BRUSSELS, July 30, 2013 (AFP)
BRUSSELS, July 30, 2013 (AFP)
The European Union has taken on the role of mediator to resolve a potentially disastrous crisis in Egypt but it has only limited leverage to get all sides to agree a return to civilian rule, analysts said Tuesday.
The great fear is that the popular uprising which ousted longtime autocrat Hosni Mubarak in 2011 risks degenerating into a bloody civil war as in Syria, leaving hopes for a reformed, democratic Egypt in tatters.
More than 80 people died at the weekend in fresh clashes between the military and supporters of President Mohamed Morsi who the army ousted on July 3 after mass protests against his Islamist rule.

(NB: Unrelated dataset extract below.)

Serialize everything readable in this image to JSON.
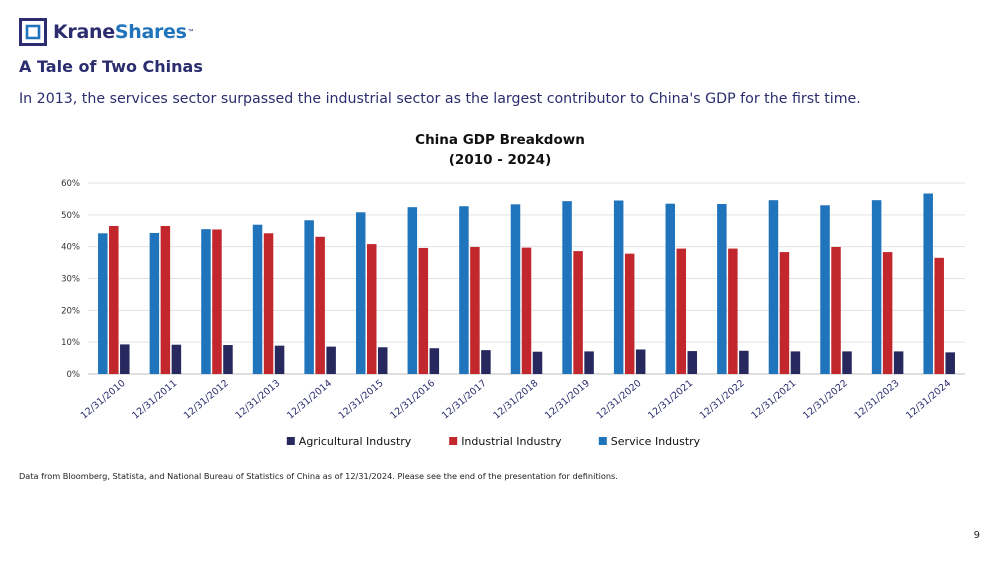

For the EU, the immediate problem is making its voice heard, and while it may not have the same influence as Washington, it does have some cards to play, analysts say.
“The EU is uniquely positioned to play a mediating (role) in Egypt,” said Yasser El-Shimy of the International Crisis Group.
“The EU may not have the leverage of the annual aid that the United States gives … but it enjoys something far more desirable at the moment — credibility,” Yasser El-Shimy said.
“Egyptian political actors are miles apart and have no trust in one another. An impartial, yet important, third-party like the EU could well facilitate talks aimed not only at reconciliation but also at charting a path forward for Egypt.”
“We have already played a very important role as facilitator in Egypt and we will continue to do that,” Michael Mann, spokesman for EU foreign affairs head Catherine Ashton, said Tuesday.
“It is an important role because everybody is ready to talk to us,” Mann said.
At the same time, Brussels is a significant provider of aid to Cairo, put at 450 million euros ($600 million) for 2011-13, and this was conditional.
“That does not mean that there is direct pressure but… in recent months we have not given much aid because of the lack of political progress,” Mann noted.
Ashton, on her second visit to Egypt this month, met Morsi at an undisclosed location in the early hours of Tuesday, the first person officially allowed to do so since his ouster.
On a July 17 visit, Ashton had asked to meet Morsi but was refused. This time, she made it a condition for her trip.
Ashton said in Cairo she was seeking common ground between the opposing sides, repeating her call for a peaceful transition which would include all parties, including Morsi’s Muslim Brotherhood
The Muslim Brotherhood is one of the region’s largest and best organised Islamist movements which Mubarak suppressed for years with the backing of the United States.
Jonathan Paris said he believed the EU will likely “continue to try to bridge the gaps between the Muslim Brotherhood and the government.”
However, given the stakes involved, the EU’s influence is ultimately limited, said Paris, a London-based Middle East analyst and non-resident Senior Fellow with the Atlantic Council.
The army knows it has no future if it does not come out on top, he said, and so it will be “determined to win the current confrontation … and no outside power, including Lady Ashton, will stop them.”
EU diplomatic sources said meanwhile that Washington was standing to one side, despite Cairo being a key ally, leaving Brussels to play a more important role.
The downside is that the EU “will be judged by the results,” one diplomatic source said, citing the many difficulties ahead.
The EU has played an important peace-making role in several other conflicts, most notably in the former Yugoslavia, and last year won the Nobel Peace Prize.
Ashton has also been the lead negotiator in talks with Iran over its disputed nuclear programme, on behalf of the five permanent members of the UN Security Council plus Germany.